Lan Yujian, Peng Qingping, Fu Bowen, Liu Huan
School of Integrated Traditional Chinese and Western Medicine, Southwest Medical University, Luzhou, Sichuan 646000, China; Department of Orthopaedics, The Affiliated Traditional Chinese Medicine Hospital, Southwest Medical University, Luzhou, Sichuan 646000, China.
Guangdong Medical Innovation Platform for Translation of 3D Printing Application, The Third Affiliated Hospital, Southern Medical University, Guangzhou, Guangdong 510630, China; Guangdong Engineering Research Center for Translation of Medical 3D Printing Application, Guangdong Provincial Key Laboratory of Digital Medicine and Biomechanics, National Key Discipline of Human Anatomy, School of Basic Medical Sciences, Southern Medical University, Guangzhou, Guangdong 510145, China; Department of Foot and Ankle Surgery, Center for Orthopedic Surgery, The Third Affiliated Hospital, Southern Medical University, Guangzhou, Guangdong 510630, China.
Toxicology. 2025 Feb;511:154029. doi: 10.1016/j.tox.2024.154029. Epub 2024 Dec 8.
The growing prevalence of environmental pollutants has raised concerns about their potential role in thyroid dysfunction and related disorders. Previous research suggests that various chemicals, including plasticizers like acetyl tributyl citrate (ATBC), may adversely affect thyroid health, yet the precise mechanisms remain poorly understood. The objective of this study was to elucidate the complex effects of acetyl tributyl citrate (ATBC) on the thyroid gland and to clarify the potential molecular mechanisms by which environmental pollutants influence the disease process. Through an exhaustive exploration of databases such as ChEMBL, STITCH, and GEO, we identified a comprehensive list of 19 potential targets closely associated with ATBC and the thyroid gland. After rigorous screening using the STRING platform and Cytoscape software, we narrowed this list to 15 candidate targets, ultimately identifying five core targets: CBX5, HADHB, TRIM33, TP53, and CUL4A, utilizing three well-established machine learning methods. In-depth Gene Ontology (GO) and Kyoto Encyclopedia of Genes and Genomes (KEGG) pathway analyses conducted in the DAVID database revealed that the primary pathways through which ATBC affects the thyroid gland involve key signaling cascades, including the FoxO signaling pathway and metabolic pathways such as fatty acid metabolism. Furthermore, molecular docking simulations using Molecular Operating Environment software confirmed strong binding interactions between ATBC and these core targets, enhancing our understanding of their interactions. Overall, our findings provide a theoretical framework for comprehending the intricate molecular mechanisms underlying ATBC's effects on thyroid damage and pave the way for the development of preventive and therapeutic strategies against thyroid disorders caused by exposure to ATBC-containing plastics or overexposure to ATBC.
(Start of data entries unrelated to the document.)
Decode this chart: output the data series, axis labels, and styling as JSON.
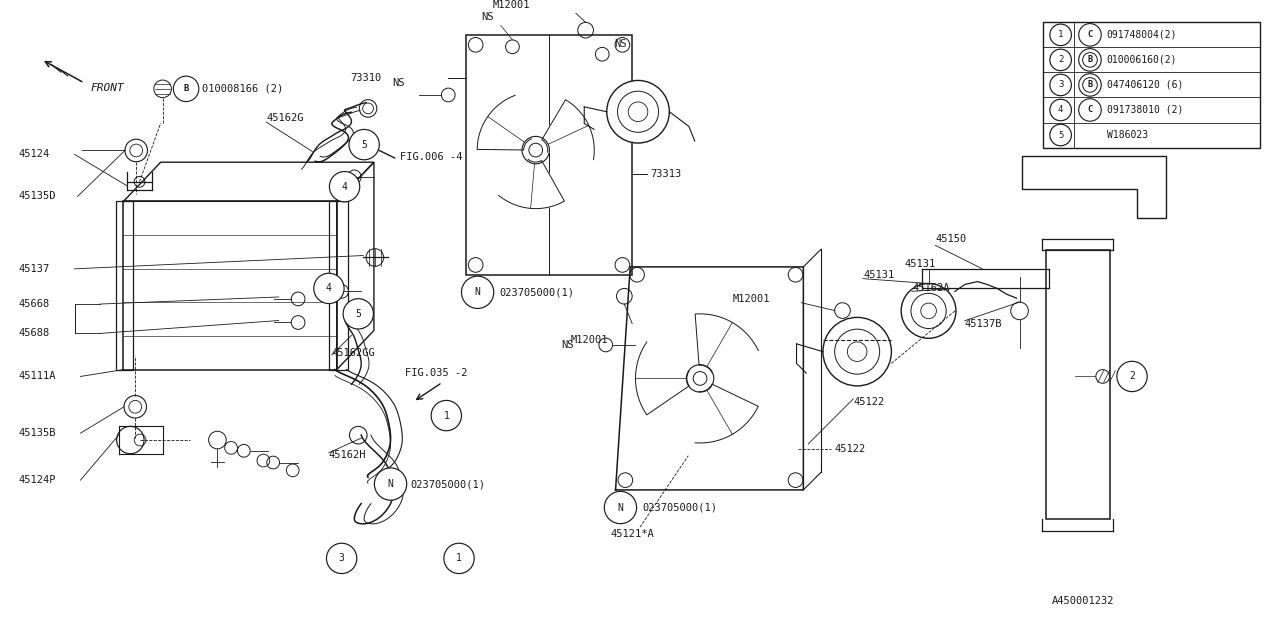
{
  "bg_color": "#ffffff",
  "line_color": "#1a1a1a",
  "fig_width": 12.8,
  "fig_height": 6.4,
  "legend_items": [
    {
      "num": "1",
      "circle_type": "C",
      "part": "091748004(2)"
    },
    {
      "num": "2",
      "circle_type": "B",
      "part": "010006160(2)"
    },
    {
      "num": "3",
      "circle_type": "B",
      "part": "047406120 (6)"
    },
    {
      "num": "4",
      "circle_type": "C",
      "part": "091738010 (2)"
    },
    {
      "num": "5",
      "circle_type": "",
      "part": "W186023"
    }
  ]
}
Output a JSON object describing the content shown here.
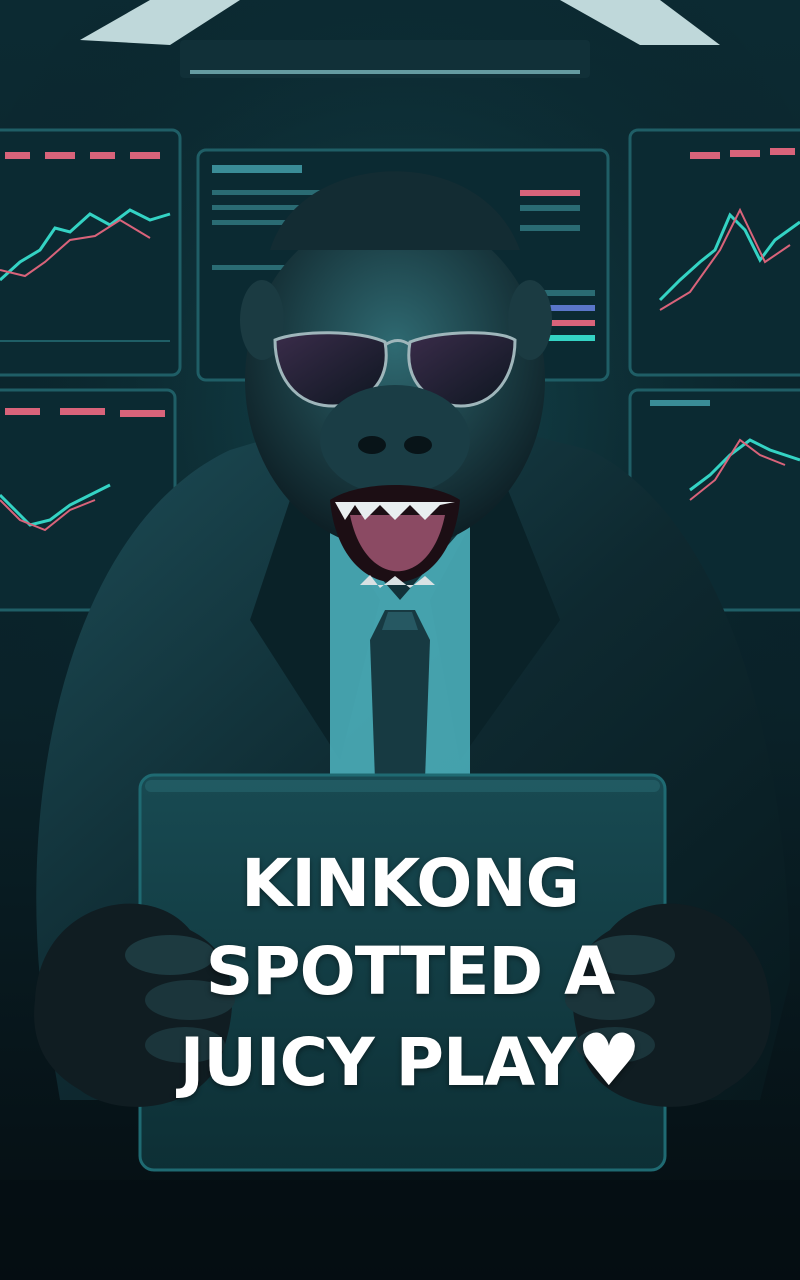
{
  "poster": {
    "caption_lines": [
      "KINKONG",
      "SPOTTED A",
      "JUICY PLAY"
    ],
    "caption_heart": "♥"
  },
  "palette": {
    "background": "#07161c",
    "teal": "#1f7f8a",
    "screen": "#0b2a32",
    "candle_up": "#34d3c4",
    "candle_down": "#d9637a",
    "suit": "#0f2b33",
    "fur": "#13232a",
    "shirt": "#4fb6c2",
    "tablet": "#123c43",
    "text": "#ffffff"
  },
  "icons": {
    "heart": "heart-icon"
  }
}
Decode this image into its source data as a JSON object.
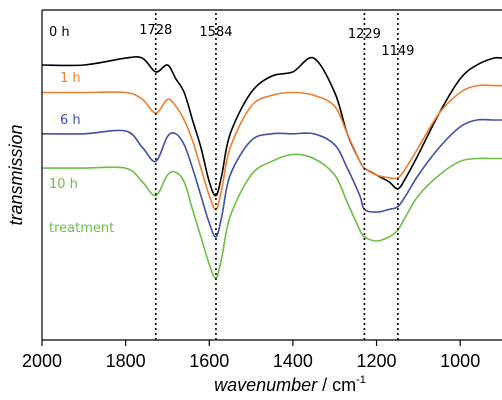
{
  "chart_data": {
    "type": "line",
    "xlabel": {
      "name": "wavenumber",
      "unit": "cm",
      "unit_exponent": "-1"
    },
    "ylabel": "transmission",
    "xlim": [
      2000,
      900
    ],
    "x_reversed": true,
    "x_ticks": [
      2000,
      1800,
      1600,
      1400,
      1200,
      1000
    ],
    "y_ticks_shown": false,
    "grid": false,
    "legend": "inline labels",
    "reference_lines": [
      1728,
      1584,
      1229,
      1149
    ],
    "series": [
      {
        "name": "0 h",
        "color": "#000000",
        "x": [
          2000,
          1900,
          1800,
          1760,
          1728,
          1700,
          1680,
          1660,
          1640,
          1620,
          1600,
          1584,
          1570,
          1550,
          1500,
          1450,
          1400,
          1350,
          1300,
          1270,
          1240,
          1229,
          1200,
          1170,
          1149,
          1130,
          1100,
          1050,
          1000,
          960,
          920,
          900
        ],
        "y": [
          10.0,
          10.0,
          10.5,
          10.5,
          9.5,
          10.0,
          9.0,
          8.0,
          6.0,
          4.0,
          1.5,
          0.5,
          2.0,
          5.0,
          8.0,
          9.2,
          9.5,
          10.5,
          8.0,
          5.0,
          3.0,
          2.5,
          2.0,
          1.5,
          1.0,
          1.8,
          3.5,
          6.5,
          9.0,
          10.0,
          10.5,
          10.5
        ]
      },
      {
        "name": "1 h",
        "color": "#ED7D31",
        "x": [
          2000,
          1900,
          1800,
          1760,
          1728,
          1700,
          1680,
          1660,
          1640,
          1620,
          1600,
          1584,
          1570,
          1550,
          1500,
          1450,
          1400,
          1350,
          1300,
          1270,
          1240,
          1229,
          1200,
          1170,
          1149,
          1130,
          1100,
          1050,
          1000,
          960,
          920,
          900
        ],
        "y": [
          8.0,
          8.0,
          8.0,
          7.5,
          6.5,
          7.5,
          7.0,
          6.0,
          4.5,
          2.5,
          0.5,
          -0.5,
          1.0,
          4.0,
          7.0,
          7.8,
          8.0,
          7.8,
          7.0,
          5.0,
          3.0,
          2.5,
          2.0,
          1.8,
          1.8,
          2.5,
          4.0,
          6.5,
          8.0,
          8.5,
          8.5,
          8.5
        ]
      },
      {
        "name": "6 h",
        "color": "#3F51A0",
        "x": [
          2000,
          1900,
          1800,
          1760,
          1728,
          1700,
          1680,
          1660,
          1640,
          1620,
          1600,
          1584,
          1570,
          1550,
          1500,
          1450,
          1400,
          1350,
          1300,
          1270,
          1240,
          1229,
          1200,
          1170,
          1149,
          1130,
          1100,
          1050,
          1000,
          960,
          920,
          900
        ],
        "y": [
          5.0,
          5.0,
          5.2,
          4.0,
          3.0,
          4.8,
          5.0,
          4.2,
          2.5,
          0.5,
          -1.5,
          -2.5,
          -1.0,
          2.0,
          4.5,
          5.0,
          5.0,
          5.0,
          4.2,
          2.5,
          0.5,
          -0.5,
          -0.7,
          -0.5,
          -0.3,
          0.5,
          2.0,
          4.0,
          5.5,
          6.0,
          6.0,
          6.0
        ]
      },
      {
        "name": "10 h",
        "color": "#6BBF45",
        "x": [
          2000,
          1900,
          1800,
          1760,
          1728,
          1700,
          1680,
          1660,
          1640,
          1620,
          1600,
          1584,
          1570,
          1550,
          1500,
          1450,
          1400,
          1350,
          1300,
          1270,
          1240,
          1229,
          1200,
          1170,
          1149,
          1130,
          1100,
          1050,
          1000,
          960,
          920,
          900
        ],
        "y": [
          2.5,
          2.5,
          2.5,
          1.5,
          0.5,
          2.0,
          2.2,
          1.5,
          -0.5,
          -2.5,
          -4.5,
          -5.5,
          -4.0,
          -1.0,
          2.0,
          3.0,
          3.5,
          3.2,
          2.0,
          0.0,
          -2.0,
          -2.5,
          -2.8,
          -2.5,
          -2.0,
          -1.0,
          0.5,
          2.0,
          3.0,
          3.2,
          3.2,
          3.2
        ]
      },
      {
        "name": "treatment",
        "color": "#6BBF45"
      }
    ]
  }
}
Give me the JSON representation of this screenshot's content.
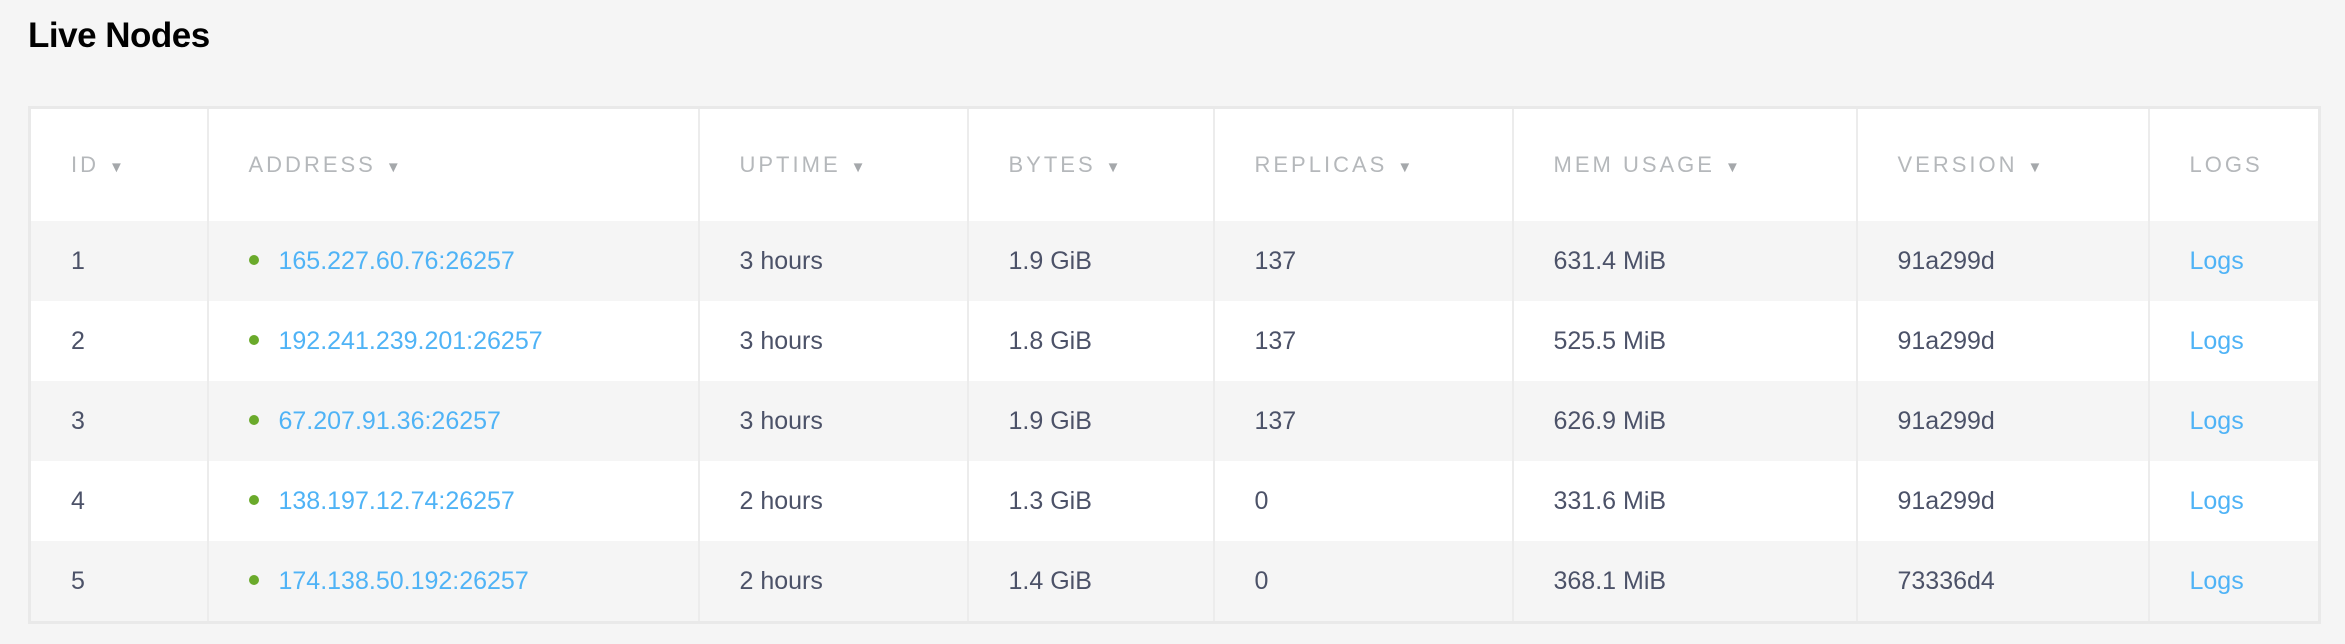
{
  "title": "Live Nodes",
  "colors": {
    "link": "#4fb3f6",
    "status_live": "#6aaa2b",
    "header_text": "#b5b8bb",
    "cell_text": "#4c5268"
  },
  "columns": [
    {
      "label": "ID",
      "sortable": true,
      "icon": "sort-down-icon"
    },
    {
      "label": "ADDRESS",
      "sortable": true,
      "icon": "sort-down-icon"
    },
    {
      "label": "UPTIME",
      "sortable": true,
      "icon": "sort-down-icon"
    },
    {
      "label": "BYTES",
      "sortable": true,
      "icon": "sort-down-icon"
    },
    {
      "label": "REPLICAS",
      "sortable": true,
      "icon": "sort-down-icon"
    },
    {
      "label": "MEM USAGE",
      "sortable": true,
      "icon": "sort-down-icon"
    },
    {
      "label": "VERSION",
      "sortable": true,
      "icon": "sort-down-icon"
    },
    {
      "label": "LOGS",
      "sortable": false
    }
  ],
  "sort_arrow": "▼",
  "rows": [
    {
      "id": "1",
      "address": "165.227.60.76:26257",
      "uptime": "3 hours",
      "bytes": "1.9 GiB",
      "replicas": "137",
      "mem": "631.4 MiB",
      "version": "91a299d",
      "logs": "Logs"
    },
    {
      "id": "2",
      "address": "192.241.239.201:26257",
      "uptime": "3 hours",
      "bytes": "1.8 GiB",
      "replicas": "137",
      "mem": "525.5 MiB",
      "version": "91a299d",
      "logs": "Logs"
    },
    {
      "id": "3",
      "address": "67.207.91.36:26257",
      "uptime": "3 hours",
      "bytes": "1.9 GiB",
      "replicas": "137",
      "mem": "626.9 MiB",
      "version": "91a299d",
      "logs": "Logs"
    },
    {
      "id": "4",
      "address": "138.197.12.74:26257",
      "uptime": "2 hours",
      "bytes": "1.3 GiB",
      "replicas": "0",
      "mem": "331.6 MiB",
      "version": "91a299d",
      "logs": "Logs"
    },
    {
      "id": "5",
      "address": "174.138.50.192:26257",
      "uptime": "2 hours",
      "bytes": "1.4 GiB",
      "replicas": "0",
      "mem": "368.1 MiB",
      "version": "73336d4",
      "logs": "Logs"
    }
  ]
}
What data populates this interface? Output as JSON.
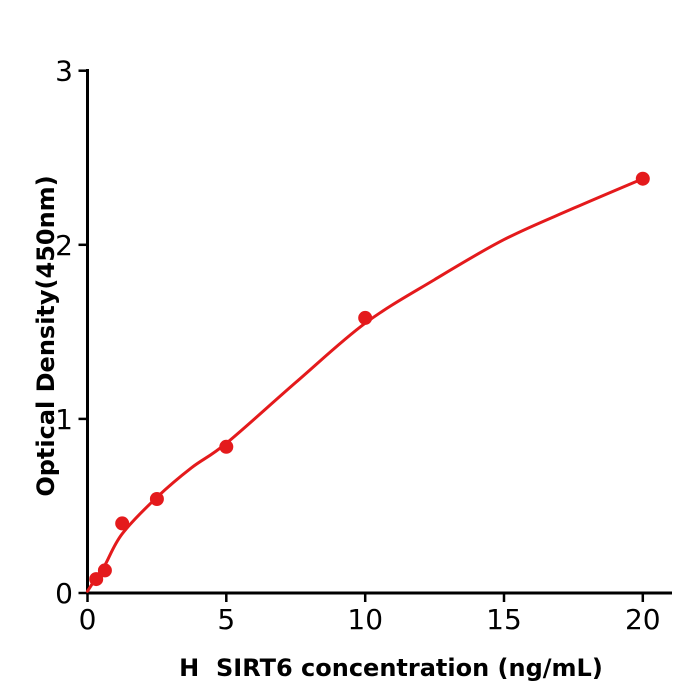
{
  "figure": {
    "background": "#ffffff"
  },
  "chart_data": {
    "type": "scatter",
    "title": "",
    "xlabel": "H  SIRT6 concentration (ng/mL)",
    "ylabel": "Optical Density(450nm)",
    "x_ticks": [
      0,
      5,
      10,
      15,
      20
    ],
    "y_ticks": [
      0,
      1,
      2,
      3
    ],
    "xlim": [
      0,
      21.05
    ],
    "ylim": [
      0,
      3.01
    ],
    "grid": false,
    "legend": null,
    "axis_color": "#000000",
    "series": [
      {
        "name": "standard-points",
        "type": "scatter",
        "color": "#e41a1c",
        "marker": "circle",
        "x": [
          0.313,
          0.625,
          1.25,
          2.5,
          5,
          10,
          20
        ],
        "y": [
          0.08,
          0.13,
          0.4,
          0.54,
          0.84,
          1.58,
          2.38
        ]
      },
      {
        "name": "fit-curve",
        "type": "line",
        "color": "#e41a1c",
        "x": [
          0,
          0.16,
          0.313,
          0.625,
          1.25,
          2.5,
          3.75,
          5,
          7.5,
          10,
          12.5,
          15,
          17.5,
          20
        ],
        "y": [
          0.01,
          0.05,
          0.09,
          0.16,
          0.34,
          0.55,
          0.72,
          0.86,
          1.21,
          1.55,
          1.8,
          2.03,
          2.21,
          2.38
        ]
      }
    ]
  }
}
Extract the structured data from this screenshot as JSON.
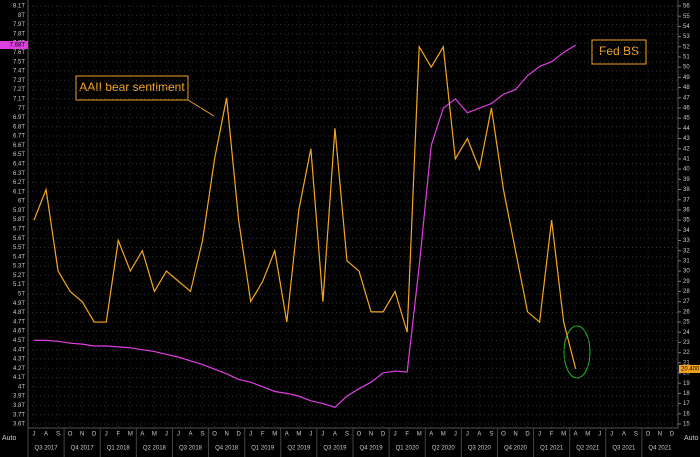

环境污染物的日益普遍引发了人们对其在甲状腺功能障碍及相关疾病中潜在作用的担忧。先前的研究表明,包括柠檬酸乙酰三丁酯(ATBC)等增塑剂在内的各种化学物质可能会对甲状腺健康产生不利影响,但其确切机制仍知之甚少。本研究的目的是阐明柠檬酸乙酰三丁酯(ATBC)对甲状腺的复杂影响,并阐明环境污染物影响疾病进程的潜在分子机制。通过对ChEMBL、STITCH和GEO等数据库的详尽探索,我们确定了与ATBC和甲状腺密切相关的19个潜在靶点的综合列表。在使用STRING平台和Cytoscape软件进行严格筛选后,我们将该列表缩小至15个候选靶点,最终利用三种成熟的机器学习方法确定了五个核心靶点:CBX5、HADHB、TRIM33、TP53和CUL4A。在DAVID数据库中进行的深入基因本体(GO)和京都基因与基因组百科全书(KEGG)通路分析表明,ATBC影响甲状腺的主要途径涉及关键信号级联反应,包括FoxO信号通路以及脂肪酸代谢等代谢途径。此外,使用分子操作环境软件进行的分子对接模拟证实了ATBC与这些核心靶点之间存在强烈的结合相互作用,加深了我们对它们相互作用的理解。总体而言,我们的研究结果为理解ATBC对甲状腺损伤的复杂分子机制提供了理论框架,并为开发针对因接触含ATBC塑料或过度接触ATBC而导致的甲状腺疾病的预防和治疗策略铺平了道路。